Anthony Clark, the headmaster of Malvern College, Worcestershire shares his views:
The debates concerning the purpose of education and the best way children should be educated are intertwined. The stances adopted on these issues are as old as the hills. Everybody has an opinion and everybody could be said to be right.
Functionalists may say that education develops people who will be able to contribute to the economy and, in doing so, furthers the broader aims of society, while some Marxists believe that education reinforces social class. Feminists could argue that young women may be forced into stereotypical roles because of the expectations of those around them. Plato advocated males and females learning together, and a more recent focus has been on girls outperforming boys, especially at GCSE level. So who is right?

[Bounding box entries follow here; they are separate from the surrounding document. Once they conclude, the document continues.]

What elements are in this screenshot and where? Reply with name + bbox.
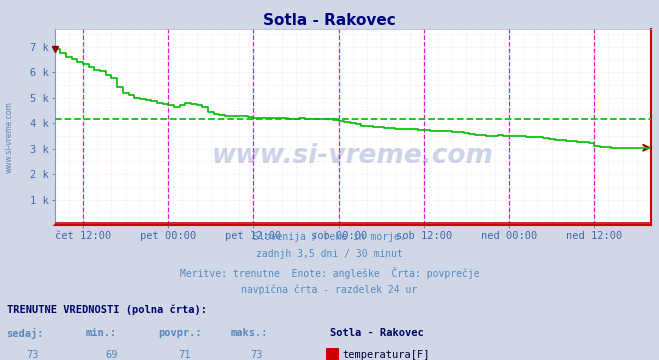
Text: maks.:: maks.: (231, 328, 268, 338)
Text: min.:: min.: (86, 328, 117, 338)
Text: sedaj:: sedaj: (7, 328, 44, 339)
Text: povpr.:: povpr.: (158, 328, 202, 338)
Text: Meritve: trenutne  Enote: angleške  Črta: povprečje: Meritve: trenutne Enote: angleške Črta: … (180, 267, 479, 279)
Text: zadnjh 3,5 dni / 30 minut: zadnjh 3,5 dni / 30 minut (256, 249, 403, 260)
Text: www.si-vreme.com: www.si-vreme.com (5, 101, 14, 173)
Text: 69: 69 (106, 350, 118, 360)
Text: navpična črta - razdelek 24 ur: navpična črta - razdelek 24 ur (241, 284, 418, 294)
Text: www.si-vreme.com: www.si-vreme.com (212, 143, 494, 169)
Text: 73: 73 (251, 350, 263, 360)
Text: TRENUTNE VREDNOSTI (polna črta):: TRENUTNE VREDNOSTI (polna črta): (7, 304, 206, 315)
Text: 71: 71 (179, 350, 190, 360)
Text: Sotla - Rakovec: Sotla - Rakovec (330, 328, 423, 338)
Text: Slovenija / reke in morje.: Slovenija / reke in morje. (253, 232, 406, 242)
Text: temperatura[F]: temperatura[F] (343, 350, 430, 360)
Text: Sotla - Rakovec: Sotla - Rakovec (263, 13, 396, 28)
Text: 73: 73 (27, 350, 39, 360)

I am an advocate of co-education as the best modus operandi for educating both sexes, but I am quite prepared to accept that some girls and boys will feel more comfortable in single-sex schools without the opposite sex around. So this is by no means an attack on either an all-boys or all-girls education.

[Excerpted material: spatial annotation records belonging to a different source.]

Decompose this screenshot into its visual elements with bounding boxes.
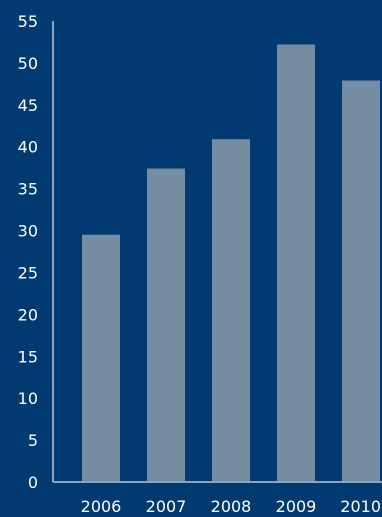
bar-2007 [147, 168, 185, 482]
x-axis-ticks: 2006 2007 2008 2009 2010 [81, 497, 381, 516]
bar-2009 [277, 44, 315, 483]
y-tick-label: 25 [18, 263, 38, 282]
x-tick-label-2009: 2009 [276, 497, 317, 516]
y-tick-label: 5 [28, 431, 38, 450]
x-tick-label-2007: 2007 [146, 497, 187, 516]
y-tick-label: 40 [18, 138, 38, 157]
y-tick-label: 15 [18, 347, 38, 366]
bar-2008 [212, 139, 250, 482]
y-tick-label: 0 [28, 473, 38, 492]
y-tick-label: 45 [18, 96, 38, 115]
y-tick-label: 10 [18, 389, 38, 408]
bars [82, 44, 380, 483]
y-tick-label: 35 [18, 180, 38, 199]
y-tick-label: 55 [18, 12, 38, 31]
y-tick-label: 30 [18, 222, 38, 241]
x-tick-label-2006: 2006 [81, 497, 122, 516]
bar-2010 [342, 80, 380, 482]
x-tick-label-2010: 2010 [340, 497, 381, 516]
y-tick-label: 50 [18, 54, 38, 73]
bar-2006 [82, 234, 120, 482]
x-tick-label-2008: 2008 [211, 497, 252, 516]
y-tick-label: 20 [18, 305, 38, 324]
y-axis-ticks: 0 5 10 15 20 25 30 35 40 45 50 55 [18, 12, 38, 492]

I approach the issue from the perspective of education being a preparation for life: in the workplace, women and men need to draw on a deep-seated and shared understanding of the equality between sexes. Of course, in co-educational schools, girls and boys must have different arrangements for living, but they will generally be working collaboratively in class, developing an understanding of different viewpoints and mixing socially. All of this helps to build a different and most valuable combined outlook on the world.
Girls and boys become friends at co-educational schools. These friendships are as valuable as those made with members of their own sex. Girls and boys may make lasting friendships with their own sex in their boarding houses, or in a sport’s team, but friendships between the sexes are formed through pupils working together academically. These friendships extend to the year group and beyond, and they endure. I know of Old Malvernians that regularly keep in touch and have Sunday lunches with their school friends of both sexes. Who wouldn’t wish for this kind of lasting network of friendship and support?

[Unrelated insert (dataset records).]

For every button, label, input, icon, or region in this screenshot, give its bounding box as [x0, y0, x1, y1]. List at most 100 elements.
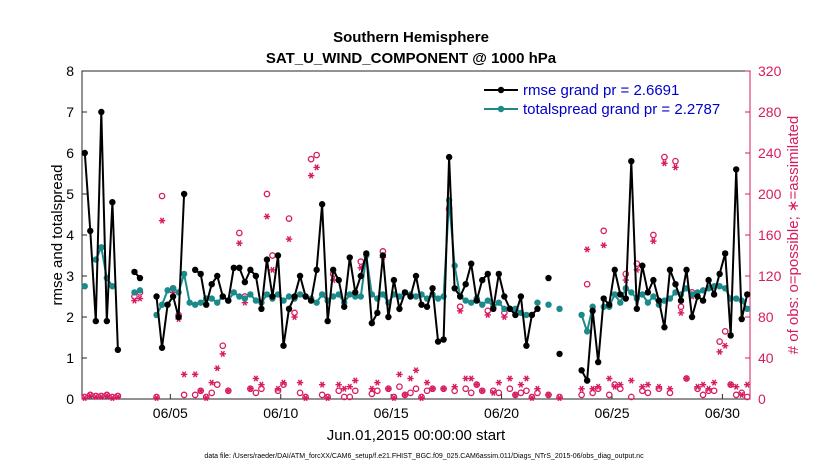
rmse-point: [677, 297, 685, 304]
rmse-point: [258, 305, 265, 312]
obs-assimilated-point: [153, 394, 160, 402]
rmse-point: [197, 270, 204, 278]
rmse-point: [131, 268, 138, 276]
obs-possible-point: [346, 393, 354, 401]
totalspread-point: [611, 291, 618, 298]
rmse-point: [81, 149, 88, 157]
obs-assimilated-point: [191, 371, 199, 378]
rmse-point: [628, 158, 635, 165]
obs-assimilated-point: [611, 383, 618, 390]
totalspread-point: [644, 299, 652, 306]
totalspread-point: [578, 311, 585, 319]
obs-assimilated-point: [628, 377, 635, 384]
obs-assimilated-point: [274, 385, 282, 392]
rmse-point: [556, 350, 563, 358]
obs-possible-point: [374, 387, 381, 395]
legend-rmse-marker: [497, 86, 505, 94]
obs-assimilated-point: [346, 383, 353, 390]
obs-possible-point: [528, 393, 536, 401]
rmse-point: [114, 346, 122, 353]
y-tick-label: 4: [66, 227, 74, 243]
obs-assimilated-point: [269, 266, 276, 273]
obs-assimilated-point: [744, 381, 751, 388]
obs-assimilated-point: [258, 381, 265, 388]
obs-assimilated-point: [247, 385, 254, 392]
rmse-point: [473, 297, 480, 304]
obs-possible-point: [517, 389, 525, 397]
totalspread-point: [650, 293, 657, 300]
obs-possible-point: [114, 392, 122, 400]
totalspread-point: [313, 299, 320, 306]
rmse-point: [285, 305, 293, 312]
obs-assimilated-point: [589, 385, 596, 392]
rmse-point: [418, 301, 425, 308]
obs-assimilated-point: [98, 393, 105, 401]
rmse-point: [385, 313, 392, 321]
obs-assimilated-point: [214, 365, 221, 372]
rmse-point: [490, 305, 497, 312]
rmse-point: [169, 293, 177, 300]
obs-assimilated-point: [236, 240, 243, 247]
rmse-point: [501, 293, 508, 300]
rmse-point: [352, 289, 359, 296]
totalspread-point: [81, 283, 88, 290]
obs-assimilated-point: [341, 385, 348, 392]
totalspread-point: [318, 291, 326, 298]
rmse-point: [479, 276, 486, 284]
totalspread-point: [252, 297, 260, 304]
y-tick-label: 6: [66, 145, 74, 161]
obs-assimilated-point: [401, 391, 409, 399]
obs-possible-point: [661, 153, 668, 161]
rmse-point: [534, 305, 541, 312]
rmse-point: [357, 272, 364, 280]
obs-possible-point: [285, 215, 293, 222]
plot-area: [81, 70, 751, 400]
rmse-point: [732, 166, 740, 173]
obs-assimilated-point: [280, 379, 287, 386]
obs-possible-point: [627, 393, 635, 401]
obs-assimilated-point: [650, 238, 657, 245]
x-tick-label: 06/25: [594, 405, 629, 421]
obs-assimilated-point: [180, 371, 188, 378]
totalspread-point: [744, 305, 751, 312]
obs-assimilated-point: [263, 213, 271, 220]
rmse-point: [661, 324, 668, 331]
rmse-point: [158, 344, 166, 351]
obs-assimilated-point: [285, 235, 293, 243]
rmse-point: [307, 297, 315, 304]
obs-possible-point: [672, 157, 679, 165]
obs-possible-point: [467, 389, 475, 397]
y-tick-label: 7: [66, 104, 74, 120]
obs-assimilated-point: [710, 379, 718, 386]
totalspread-point: [583, 328, 591, 335]
rmse-point: [633, 305, 641, 312]
rmse-point: [324, 317, 331, 325]
y-right-tick-label: 240: [758, 145, 782, 161]
obs-assimilated-point: [225, 387, 232, 394]
obs-assimilated-point: [639, 383, 646, 390]
obs-possible-point: [506, 385, 514, 393]
rmse-point: [462, 281, 469, 288]
rmse-point: [318, 201, 326, 208]
rmse-point: [191, 266, 199, 274]
obs-possible-point: [208, 389, 216, 397]
obs-assimilated-point: [594, 383, 602, 390]
obs-possible-point: [418, 393, 425, 401]
obs-possible-point: [600, 227, 608, 235]
rmse-point: [440, 336, 447, 343]
y-right-tick-label: 80: [758, 309, 774, 325]
obs-assimilated-point: [423, 379, 431, 386]
obs-assimilated-point: [219, 350, 226, 358]
rmse-point: [175, 313, 182, 321]
obs-possible-point: [523, 387, 530, 395]
obs-assimilated-point: [252, 375, 260, 382]
obs-assimilated-point: [418, 394, 425, 402]
obs-possible-point: [191, 391, 199, 399]
obs-possible-point: [219, 342, 227, 350]
totalspread-point: [639, 291, 646, 298]
y-tick-label: 0: [66, 391, 74, 407]
obs-assimilated-point: [109, 394, 116, 402]
obs-assimilated-point: [506, 375, 514, 382]
obs-assimilated-point: [705, 385, 712, 392]
rmse-point: [329, 266, 337, 274]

Some people believe that in a co-educational culture there are certain subjects such as physics and computer science that are mainly chosen by boys, while girls might opt for the more arts-orientated subjects, such as English or philosophy. If this was the case some decades ago, my experience is that this is not so in the second decade of the 21st century. Girls are powerful, and they are bright. There is no limit to what girls can do, and those who have grown up in the milieu of co-education do not expect to be funnelled into a certain direction when it comes to subject choice. They are not wary of their subject combinations – they possess determination and make their own decisions.
In co-educational schools, girls are used to being treated the same as the boys. Perhaps in some co-educational schools 20 years ago, it might have been a surprise if a girl were to be head of school, but today it is not. In 2017, we have come to expect that this is the case; the best person for the job gets it and everybody understands that.
In sport, girls and boys play most competitive games separately, but other activities throughout the school programme involve them working together, whether through debating, drama, CCF activities or outdoor pursuits. Academic societies are chaired by girls and boys alike and viewpoints differ regardless of sex.
Both sexes are strong here at Malvern, girls push the boundaries of knowledge and are a force to be reckoned with. Girls and boys form happy relationships and, in my view, are well-prepared for the future where they will be unafraid to meet the challenge of engaging with society at large.